A Machine Learning Framework for Predicting the Glass Transition Temperature of Homopolymers

Technological advances and the need for new polymers necessitate continuous research in the design and identification of polymers with specific physical and chemical properties. Among the different properties of polymers, the glass transition temperature is a key property in determining the specific application and the required processing conditions. Due to the complexity of polymers, realizing a novel polymer for a certain application still presents many obstacles. Thus, computational approaches that allow for gaining information on the properties of a designed polymer, a priori, are advantageous. Here, to predict the glass transition temperatures of polymers, we investigate the learning performance of both the graph attention network (GAN) and convolutional neural network (CNN).

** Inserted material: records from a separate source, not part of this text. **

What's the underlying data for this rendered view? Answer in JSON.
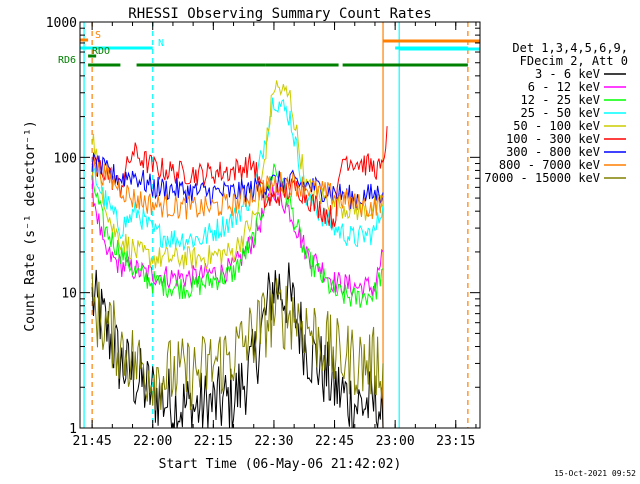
{
  "chart_data": {
    "type": "line",
    "title": "RHESSI Observing Summary Count Rates",
    "xlabel": "Start Time (06-May-06 21:42:02)",
    "ylabel": "Count Rate (s⁻¹ detector⁻¹)",
    "ylim": [
      1,
      1000
    ],
    "yscale": "log",
    "xlim": [
      "21:42",
      "23:21"
    ],
    "x_ticks": [
      "21:45",
      "22:00",
      "22:15",
      "22:30",
      "22:45",
      "23:00",
      "23:15"
    ],
    "y_ticks": [
      "1",
      "10",
      "100",
      "1000"
    ],
    "grid": false,
    "legend_position": "top-right",
    "legend_header": [
      "Det 1,3,4,5,6,9,",
      "FDecim 2, Att 0"
    ],
    "timestamp": "15-Oct-2021 09:52",
    "flags": [
      {
        "label": "S",
        "color": "#ff7f00",
        "segments": [
          [
            "21:42",
            "21:44"
          ]
        ]
      },
      {
        "label": "N",
        "color": "#00ffff",
        "segments": [
          [
            "21:42",
            "22:00"
          ],
          [
            "23:00",
            "23:18"
          ]
        ]
      },
      {
        "label": "RDO",
        "color": "#008000",
        "segments": [
          [
            "21:44",
            "21:46"
          ]
        ]
      },
      {
        "label": "RD6",
        "color": "#008000",
        "segments": [
          [
            "21:44",
            "21:52"
          ],
          [
            "21:56",
            "22:28"
          ],
          [
            "22:28",
            "22:46"
          ],
          [
            "22:47",
            "23:18"
          ]
        ]
      }
    ],
    "vertical_markers": [
      {
        "time": "21:43",
        "color": "#00ffff",
        "style": "solid"
      },
      {
        "time": "21:45",
        "color": "#ff7f00",
        "style": "dashed"
      },
      {
        "time": "22:00",
        "color": "#00ffff",
        "style": "dashed"
      },
      {
        "time": "22:57",
        "color": "#ff7f00",
        "style": "solid"
      },
      {
        "time": "23:01",
        "color": "#00ffff",
        "style": "solid"
      },
      {
        "time": "23:18",
        "color": "#ff7f00",
        "style": "dashed"
      }
    ],
    "series": [
      {
        "name": "3 - 6 keV",
        "color": "#000000",
        "points": [
          [
            "21:45",
            9
          ],
          [
            "21:48",
            6
          ],
          [
            "21:52",
            3
          ],
          [
            "21:58",
            2
          ],
          [
            "22:05",
            1.5
          ],
          [
            "22:10",
            1.4
          ],
          [
            "22:20",
            1.6
          ],
          [
            "22:25",
            3
          ],
          [
            "22:30",
            12
          ],
          [
            "22:34",
            9
          ],
          [
            "22:38",
            4
          ],
          [
            "22:45",
            2
          ],
          [
            "22:50",
            1.5
          ],
          [
            "22:56",
            1.5
          ],
          [
            "22:57",
            1
          ]
        ]
      },
      {
        "name": "6 - 12 keV",
        "color": "#ff00ff",
        "points": [
          [
            "21:45",
            60
          ],
          [
            "21:48",
            20
          ],
          [
            "21:52",
            16
          ],
          [
            "21:58",
            14
          ],
          [
            "22:05",
            13
          ],
          [
            "22:10",
            13
          ],
          [
            "22:20",
            15
          ],
          [
            "22:25",
            25
          ],
          [
            "22:30",
            60
          ],
          [
            "22:34",
            40
          ],
          [
            "22:38",
            20
          ],
          [
            "22:45",
            12
          ],
          [
            "22:50",
            11
          ],
          [
            "22:55",
            11
          ],
          [
            "22:57",
            20
          ]
        ]
      },
      {
        "name": "12 - 25 keV",
        "color": "#00ff00",
        "points": [
          [
            "21:45",
            70
          ],
          [
            "21:48",
            30
          ],
          [
            "21:52",
            20
          ],
          [
            "21:56",
            14
          ],
          [
            "22:00",
            12
          ],
          [
            "22:05",
            11
          ],
          [
            "22:10",
            11
          ],
          [
            "22:20",
            14
          ],
          [
            "22:25",
            25
          ],
          [
            "22:30",
            85
          ],
          [
            "22:34",
            45
          ],
          [
            "22:38",
            18
          ],
          [
            "22:45",
            10
          ],
          [
            "22:50",
            9
          ],
          [
            "22:55",
            10
          ],
          [
            "22:57",
            15
          ]
        ]
      },
      {
        "name": "25 - 50 keV",
        "color": "#00ffff",
        "points": [
          [
            "21:45",
            80
          ],
          [
            "21:48",
            50
          ],
          [
            "21:52",
            30
          ],
          [
            "21:56",
            40
          ],
          [
            "22:00",
            28
          ],
          [
            "22:05",
            25
          ],
          [
            "22:12",
            25
          ],
          [
            "22:20",
            35
          ],
          [
            "22:25",
            55
          ],
          [
            "22:30",
            280
          ],
          [
            "22:34",
            200
          ],
          [
            "22:38",
            50
          ],
          [
            "22:45",
            30
          ],
          [
            "22:50",
            25
          ],
          [
            "22:55",
            28
          ],
          [
            "22:57",
            45
          ]
        ]
      },
      {
        "name": "50 - 100 keV",
        "color": "#cccc00",
        "points": [
          [
            "21:45",
            150
          ],
          [
            "21:48",
            50
          ],
          [
            "21:50",
            30
          ],
          [
            "21:52",
            25
          ],
          [
            "21:56",
            20
          ],
          [
            "22:00",
            18
          ],
          [
            "22:05",
            18
          ],
          [
            "22:12",
            18
          ],
          [
            "22:20",
            20
          ],
          [
            "22:26",
            40
          ],
          [
            "22:30",
            340
          ],
          [
            "22:34",
            280
          ],
          [
            "22:38",
            60
          ],
          [
            "22:45",
            45
          ],
          [
            "22:52",
            40
          ],
          [
            "22:57",
            45
          ]
        ]
      },
      {
        "name": "100 - 300 keV",
        "color": "#ff0000",
        "points": [
          [
            "21:45",
            95
          ],
          [
            "21:48",
            80
          ],
          [
            "21:52",
            60
          ],
          [
            "21:55",
            110
          ],
          [
            "22:00",
            85
          ],
          [
            "22:05",
            78
          ],
          [
            "22:12",
            75
          ],
          [
            "22:20",
            80
          ],
          [
            "22:25",
            90
          ],
          [
            "22:28",
            45
          ],
          [
            "22:32",
            55
          ],
          [
            "22:36",
            60
          ],
          [
            "22:40",
            45
          ],
          [
            "22:45",
            35
          ],
          [
            "22:47",
            100
          ],
          [
            "22:52",
            90
          ],
          [
            "22:57",
            80
          ],
          [
            "22:58",
            170
          ]
        ]
      },
      {
        "name": "300 - 800 keV",
        "color": "#0000ff",
        "points": [
          [
            "21:45",
            90
          ],
          [
            "21:48",
            80
          ],
          [
            "21:52",
            70
          ],
          [
            "21:55",
            75
          ],
          [
            "22:00",
            60
          ],
          [
            "22:05",
            58
          ],
          [
            "22:12",
            55
          ],
          [
            "22:20",
            55
          ],
          [
            "22:25",
            58
          ],
          [
            "22:30",
            65
          ],
          [
            "22:35",
            65
          ],
          [
            "22:40",
            60
          ],
          [
            "22:45",
            55
          ],
          [
            "22:50",
            50
          ],
          [
            "22:57",
            55
          ]
        ]
      },
      {
        "name": "800 - 7000 keV",
        "color": "#ff7f00",
        "points": [
          [
            "21:45",
            85
          ],
          [
            "21:48",
            75
          ],
          [
            "21:52",
            60
          ],
          [
            "21:55",
            50
          ],
          [
            "22:00",
            45
          ],
          [
            "22:05",
            43
          ],
          [
            "22:12",
            42
          ],
          [
            "22:20",
            45
          ],
          [
            "22:28",
            60
          ],
          [
            "22:32",
            65
          ],
          [
            "22:36",
            63
          ],
          [
            "22:40",
            58
          ],
          [
            "22:45",
            52
          ],
          [
            "22:50",
            45
          ],
          [
            "22:55",
            42
          ],
          [
            "22:57",
            50
          ]
        ]
      },
      {
        "name": "7000 - 15000 keV",
        "color": "#808000",
        "points": [
          [
            "21:45",
            8
          ],
          [
            "21:48",
            6
          ],
          [
            "21:52",
            4
          ],
          [
            "21:56",
            3
          ],
          [
            "22:00",
            2.5
          ],
          [
            "22:10",
            2.5
          ],
          [
            "22:20",
            3.5
          ],
          [
            "22:25",
            5
          ],
          [
            "22:30",
            7
          ],
          [
            "22:35",
            7
          ],
          [
            "22:40",
            5
          ],
          [
            "22:45",
            3.5
          ],
          [
            "22:52",
            3
          ],
          [
            "22:57",
            3
          ]
        ]
      }
    ]
  },
  "colors": {
    "background": "#ffffff",
    "axis": "#000000"
  }
}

We utilize five different features of polymers such as atom symbol, neighboring atoms, atom mask, bond types, and neighboring bonds as inputs to the GAN model. For the CNN model, we use image pixels of the chemical structures as input variables. Both optimization and training set duplication are utilized to find the appropriate hyperparameters for improving the models' prediction. Here, for the tested homopolymers, we found that the GAN model outperforms the CNN model for predicting the glass transition temperature. Furthermore, the attention mechanism showed its capability in helping the machine learning model to extract important information and facilitate better predictions of the glass transition temperature.